In questa guida trovi le regole essenziali per un impianto domestico e per contesti più “sensibili” (collaboratori in casa, condominio, attività), con checklist e errori da evitare.
Fonte ufficiale (Italia): sezione “Videosorveglianza” del Garante Privacy: videosorveglianza

Quando il GDPR si applica (e quando no) in casa
Il Garante spiega che l’uso di telecamere installate nella propria abitazione per finalità esclusivamente personali di controllo e sicurezza rientra tra i trattamenti esclusi dall’ambito di applicazione del GDPR (la cosiddetta “esenzione domestica”).
Tuttavia, il Garante precisa che se in casa sono presenti dipendenti o collaboratori (ad es. colf, babysitter), questi devono essere comunque informati dal datore di lavoro.
Inoltre, l’esenzione domestica non vale se le telecamere riprendono aree non di esclusiva pertinenza (parti comuni condominiali, aree di terzi o luoghi aperti al pubblico): in questi casi entrano in gioco obblighi privacy e, se necessario, misure come l’oscuramento delle zone non pertinenti.

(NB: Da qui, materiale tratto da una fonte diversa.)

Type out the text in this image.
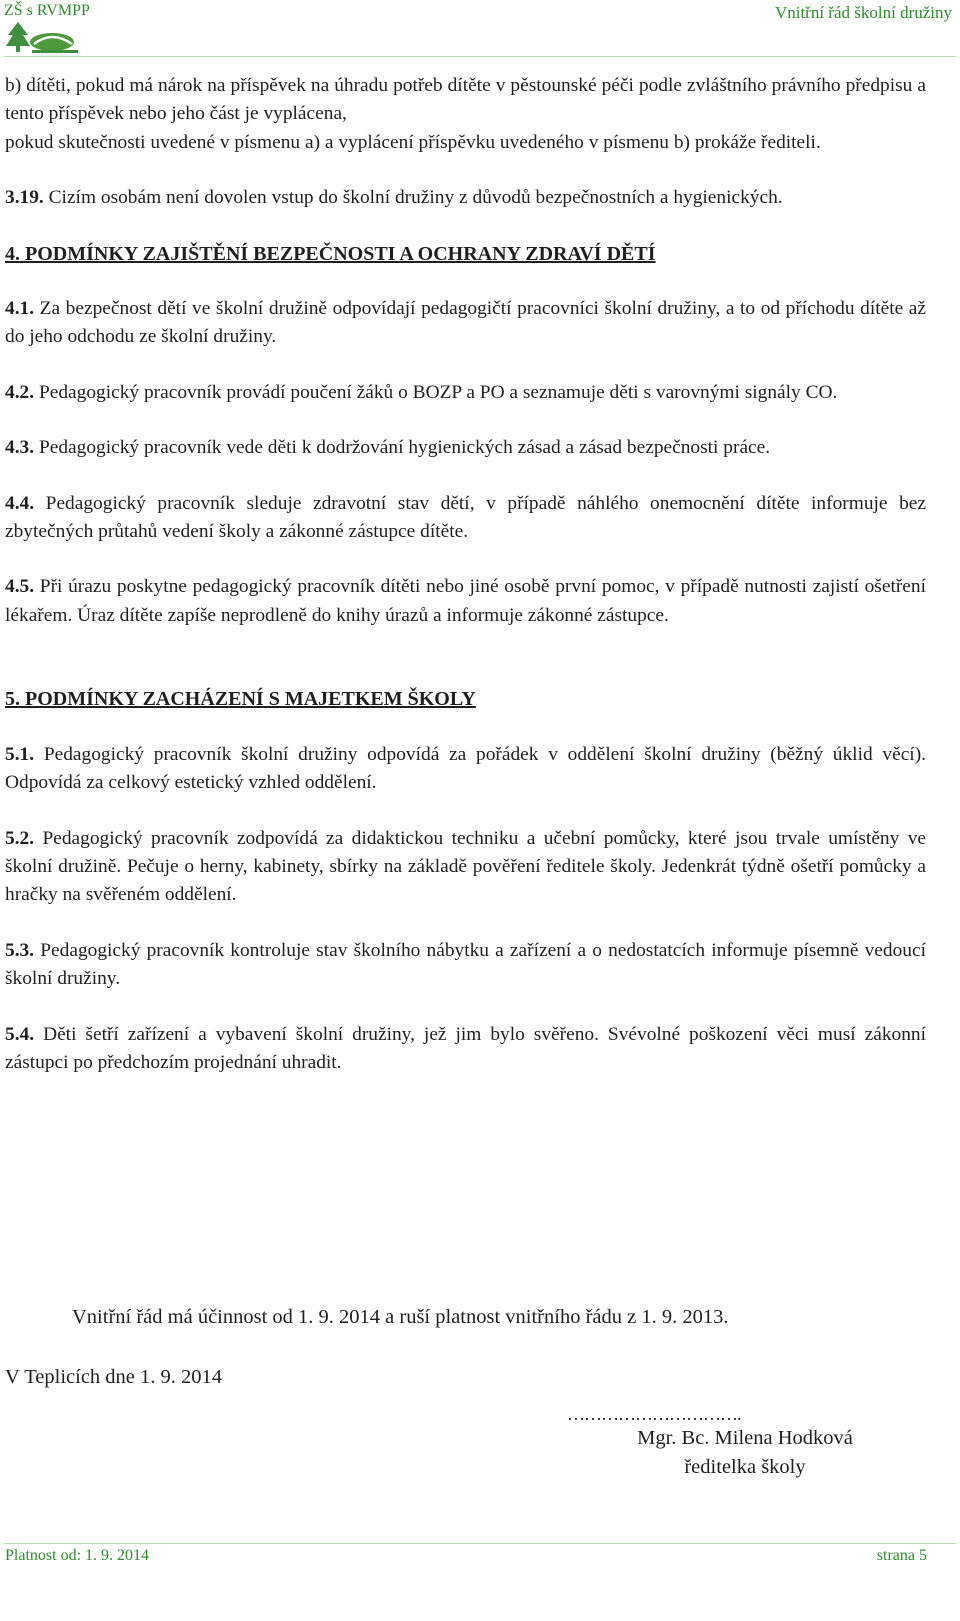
ZŠ s RVMPP	Vnitřní řád školní družiny

b) dítěti, pokud má nárok na příspěvek na úhradu potřeb dítěte v pěstounské péči podle zvláštního právního předpisu a tento příspěvek nebo jeho část je vyplácena,

pokud skutečnosti uvedené v písmenu a) a vyplácení příspěvku uvedeného v písmenu b) prokáže řediteli.

3.19. Cizím osobám není dovolen vstup do školní družiny z důvodů bezpečnostních a hygienických.

4. PODMÍNKY ZAJIŠTĚNÍ BEZPEČNOSTI A OCHRANY ZDRAVÍ DĚTÍ

4.1. Za bezpečnost dětí ve školní družině odpovídají pedagogičtí pracovníci školní družiny, a to od příchodu dítěte až do jeho odchodu ze školní družiny.

4.2. Pedagogický pracovník provádí poučení žáků o BOZP a PO a seznamuje děti s varovnými signály CO.

4.3. Pedagogický pracovník vede děti k dodržování hygienických zásad a zásad bezpečnosti práce.

4.4. Pedagogický pracovník sleduje zdravotní stav dětí, v případě náhlého onemocnění dítěte informuje bez zbytečných průtahů vedení školy a zákonné zástupce dítěte.

4.5. Při úrazu poskytne pedagogický pracovník dítěti nebo jiné osobě první pomoc, v případě nutnosti zajistí ošetření lékařem. Úraz dítěte zapíše neprodleně do knihy úrazů a informuje zákonné zástupce.

5. PODMÍNKY ZACHÁZENÍ S MAJETKEM ŠKOLY

5.1. Pedagogický pracovník školní družiny odpovídá za pořádek v oddělení školní družiny (běžný úklid věcí). Odpovídá za celkový estetický vzhled oddělení.

5.2. Pedagogický pracovník zodpovídá za didaktickou techniku a učební pomůcky, které jsou trvale umístěny ve školní družině. Pečuje o herny, kabinety, sbírky na základě pověření ředitele školy. Jedenkrát týdně ošetří pomůcky a hračky na svěřeném oddělení.

5.3. Pedagogický pracovník kontroluje stav školního nábytku a zařízení a o nedostatcích informuje písemně vedoucí školní družiny.

5.4. Děti šetří zařízení a vybavení školní družiny, jež jim bylo svěřeno. Svévolné poškození věci musí zákonní zástupci po předchozím projednání uhradit.

Vnitřní řád má účinnost od 1. 9. 2014 a ruší platnost vnitřního řádu z 1. 9. 2013.
V Teplicích dne 1. 9. 2014
………………………….
Mgr. Bc. Milena Hodková
ředitelka školy
Platnost od: 1. 9. 2014	strana 5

Cartello videosorveglianza e informativa: cosa fare subito
Per i trattamenti soggetti al GDPR, devi informare le persone che stanno per accedere all’area videosorvegliata: il Garante mette a disposizione modelli di informativa/cartello per videosorveglianza.

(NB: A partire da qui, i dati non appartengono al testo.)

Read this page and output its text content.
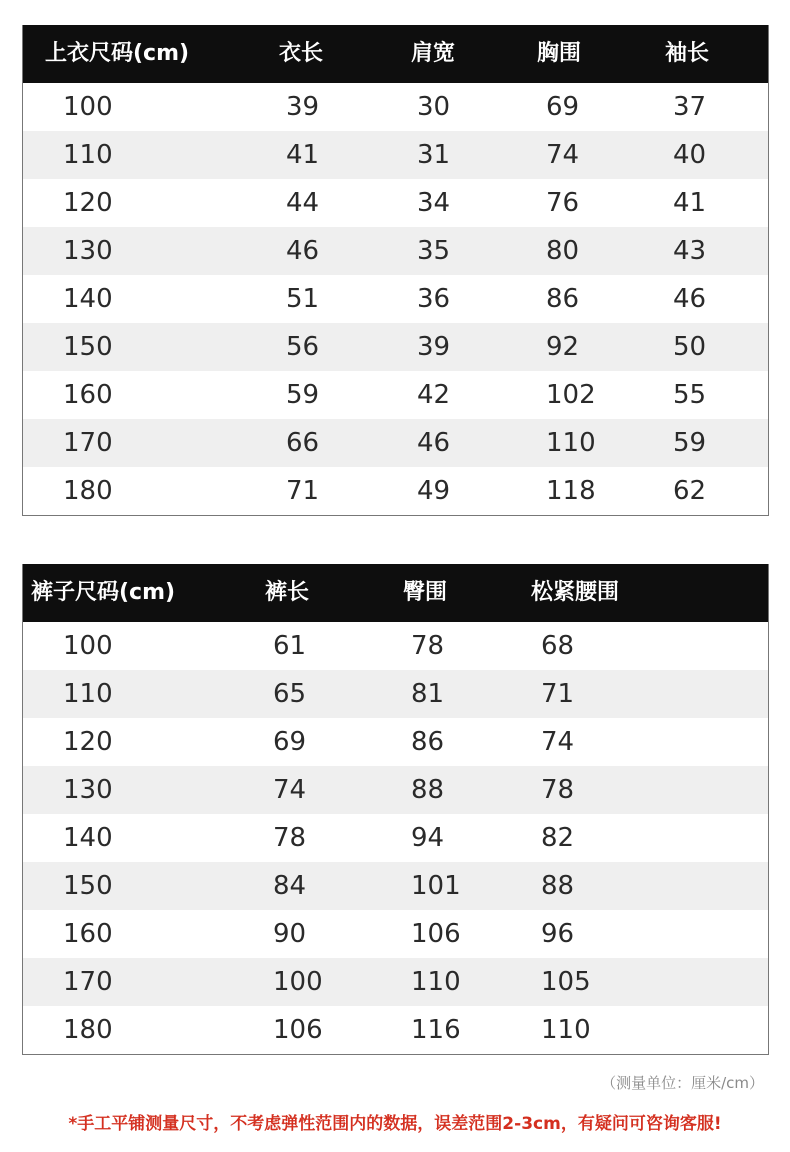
上衣尺码(cm)	衣长	肩宽	胸围	袖长
100	39	30	69	37
110	41	31	74	40
120	44	34	76	41
130	46	35	80	43
140	51	36	86	46
150	56	39	92	50
160	59	42	102	55
170	66	46	110	59
180	71	49	118	62
裤子尺码(cm)	裤长	臀围	松紧腰围
100	61	78	68
110	65	81	71
120	69	86	74
130	74	88	78
140	78	94	82
150	84	101	88
160	90	106	96
170	100	110	105
180	106	116	110
（测量单位：厘米/cm）
*手工平铺测量尺寸，不考虑弹性范围内的数据，误差范围2-3cm，有疑问可咨询客服!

- Metti un cartello ben visibile prima che la persona entri nell’area ripresa.
- Prepara anche l’informativa estesa (secondo livello), accessibile con QR/link o in reception/ufficio (per attività e condomìni).

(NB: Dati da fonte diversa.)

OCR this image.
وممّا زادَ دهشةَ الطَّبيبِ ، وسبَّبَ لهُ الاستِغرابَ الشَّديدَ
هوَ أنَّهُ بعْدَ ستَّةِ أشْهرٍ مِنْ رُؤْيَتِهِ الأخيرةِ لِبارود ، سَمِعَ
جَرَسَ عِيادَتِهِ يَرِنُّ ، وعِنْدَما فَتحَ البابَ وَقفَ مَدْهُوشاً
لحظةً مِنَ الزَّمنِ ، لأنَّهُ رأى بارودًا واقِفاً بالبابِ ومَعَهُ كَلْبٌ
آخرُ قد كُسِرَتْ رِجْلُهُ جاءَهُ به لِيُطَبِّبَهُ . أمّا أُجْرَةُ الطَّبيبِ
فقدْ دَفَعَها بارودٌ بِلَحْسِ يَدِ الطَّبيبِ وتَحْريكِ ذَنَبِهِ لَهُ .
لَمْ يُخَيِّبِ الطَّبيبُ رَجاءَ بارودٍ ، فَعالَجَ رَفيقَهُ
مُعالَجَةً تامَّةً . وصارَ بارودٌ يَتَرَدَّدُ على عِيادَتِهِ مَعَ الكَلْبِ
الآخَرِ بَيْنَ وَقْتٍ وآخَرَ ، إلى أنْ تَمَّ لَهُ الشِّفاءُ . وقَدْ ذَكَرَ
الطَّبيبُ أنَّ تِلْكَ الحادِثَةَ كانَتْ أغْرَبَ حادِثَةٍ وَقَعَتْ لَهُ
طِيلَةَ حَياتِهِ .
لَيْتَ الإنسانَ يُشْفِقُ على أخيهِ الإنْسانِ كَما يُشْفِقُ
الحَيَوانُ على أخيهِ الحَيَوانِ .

- Indica chiaramente chi è il titolare del trattamento e a che scopo riprendi (sicurezza/tutela del patrimonio).
Campo visivo: riprendi solo ciò che serve (minimizzazione)
Un principio pratico: inquadra solo aree davvero da proteggere (ingresso, cancello, vialetto privato) ed evita strada, marciapiede e proprietà altrui.
Se una piccola porzione esterna è inevitabile, usa funzioni di “privacy masking”/oscuramento per escludere aree non pertinenti.
Condominio e luoghi “misti”: attenzione extra
In condominio, la videosorveglianza è un trattamento di dati personali e rientra nel perimetro GDPR; la gestione richiede regole chiare, informativa, e responsabilità definite (titolare/gestione accessi).
- Definisci finalità (sicurezza beni comuni), perimetro delle riprese e tempi di conservazione.
- Limita chi può vedere i filmati e traccia gli accessi (accountability).
- Evita telecamere puntate su porte/finestre di singoli condomini o aree non necessarie.
Checklist veloce “a prova di errore”
- Le telecamere riprendono solo area privata (no strada/terzi)?
- Se ci sono colf/babysitter, sono informati?
- Hai cartello e informativa (quando richiesti)?
- Hai impostato oscuramenti (privacy masking) dove serve?
- Accesso ai filmati limitato e protetto (password, ruoli)?
Errori comuni (che creano problemi)
- Telecamera che riprende anche la pubblica via o il vicino “per comodità”.
- Nessun cartello/informativa in attività o contesti aperti al pubblico.
- Filmati accessibili a troppe persone o credenziali condivise.
Nota: questo articolo è informativo e non sostituisce consulenza legale; per casi complessi (condomini, aziende, più sedi) valuta un consulente privacy/DPO.